La médisance et les soupçons qui tuent

«Je regrette d’avoir commis ce meurtre, M. le président… Je ne sais pas pourquoi je suis arrivé là… », a balbutié Mohamed tout en essuyant ses larmes. A la salle d’audience de la chambre criminelle près la Cour d’appel de Casablanca, Mohamed se tenait au box des accusés. Pour la Cour, peu importe ses larmes et son regret. Ce qui est important pour elle n’est autre que de donner la parole au mis en cause, aux membres de la famille de la défunte et aux témoins, ainsi d’écouter les explications du représentant du ministère public et la plaidoirie de la défense et ce, afin de déterminer les circonstances et le mobile de crime qui lui permettra de rendre à César ce qui appartient à César. «M. le président, je n’ai jamais pensé détruire mon foyer…», a-t-il dit à la Cour. Malheureusement, il l’a déjà détruit définitivement sans avoir le moindre espoir de le reconstruire. Comment ?

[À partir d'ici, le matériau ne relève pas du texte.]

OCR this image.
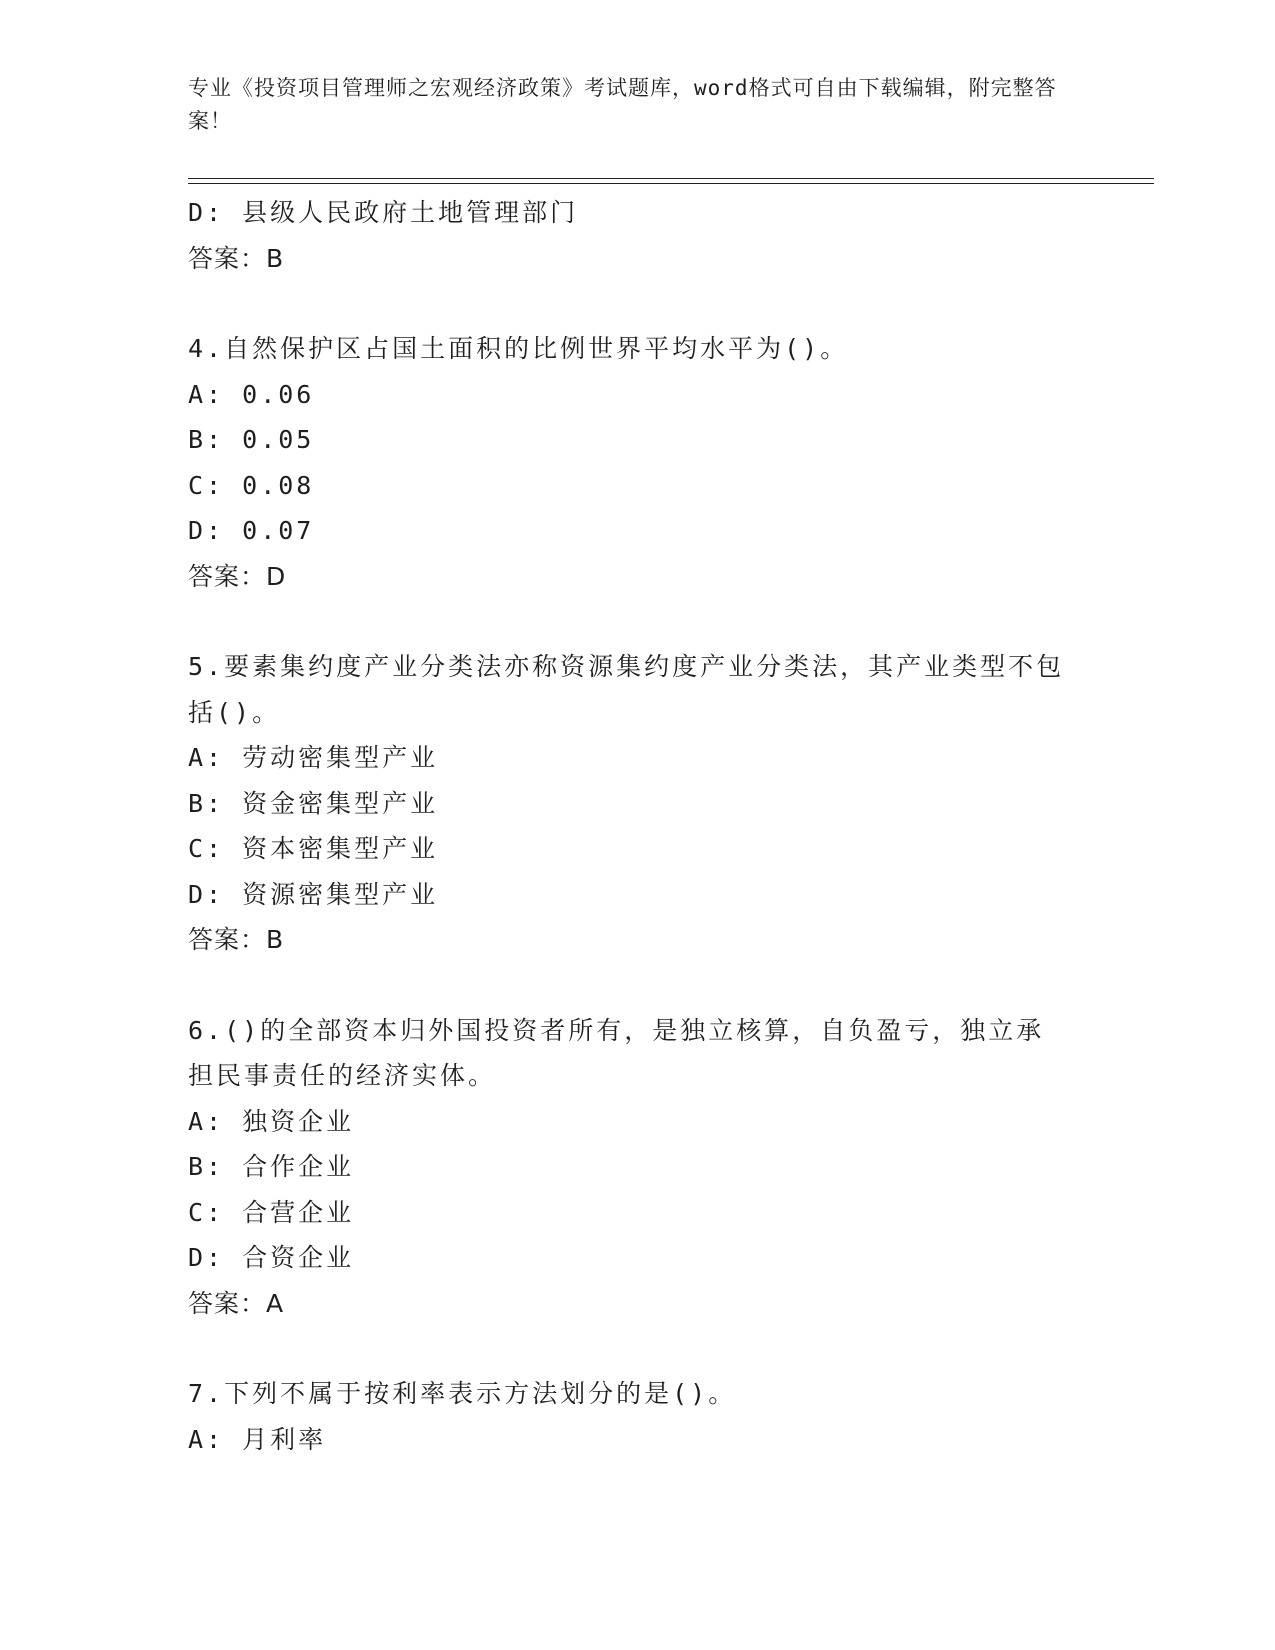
专业《投资项目管理师之宏观经济政策》考试题库，word格式可自由下载编辑，附完整答案！
D: 县级人民政府土地管理部门
答案：B
4.自然保护区占国土面积的比例世界平均水平为()。
A: 0.06
B: 0.05
C: 0.08
D: 0.07
答案：D
5.要素集约度产业分类法亦称资源集约度产业分类法，其产业类型不包括()。
A: 劳动密集型产业
B: 资金密集型产业
C: 资本密集型产业
D: 资源密集型产业
答案：B
6.()的全部资本归外国投资者所有，是独立核算，自负盈亏，独立承担民事责任的经济实体。
A: 独资企业
B: 合作企业
C: 合营企业
D: 合资企业
答案：A
7.下列不属于按利率表示方法划分的是()。
A: 月利率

Mohamed était à son vingt-huitième printemps quand il s’est marié avec Latifa.Leur relation n’était pas basée sur l’amour. Menuisier de son état, Mohammed a pensé fonder un foyer conjugal. Ni plus ni moins. Il n’a jamais entretenu de relation amoureuse avec une fille, selon ses déclarations devant la Cour. Il s’adressait, toujours, aux maisons closes pour satisfaire ses besoins avec une fille de joie. Jusqu’à quand ? C’est la question qui semble le chagriner. Prenant sa décision, il a sollicité sa mère de lui chercher une fille pour le mariage. Sans trop penser, elle lui a proposé Latifa. C’est une voisine du quartier qui avait dix-huit ans. Sans profession, elle avait accepté la proposition de mariage sans discussion. Tous les deux avaient loué une chambre, loin de la maison où demeure la mère du mari. Mais, quelques mois plus tard, ses nouveaux voisins ont commencé à s’intéresser à elle. Nul ne savait pourquoi. Mais ce qui était certain, c’est qu’ils parlaient d’elle. Quelques mauvaises langues disaient qu’elle trompait son mari avec un chauffeur de taxi. Du bouche-à-oreille, la mauvaise information est arrivée aux oreilles de Mohamed. S’agit-il d’une vérité ou une simple médisance ? Les soupçons ont transformé la vie du couple en enfer. Au fil des jours, les doutes empoisonnaient la vie de Mohamed et Latifa. Un samedi soir, Mohamed était chez lui. Latifa avait l’intention de sortir. «Tu ne sors pas quand je ne suis pas là», lui a-t-il expliqué sur un ton calme.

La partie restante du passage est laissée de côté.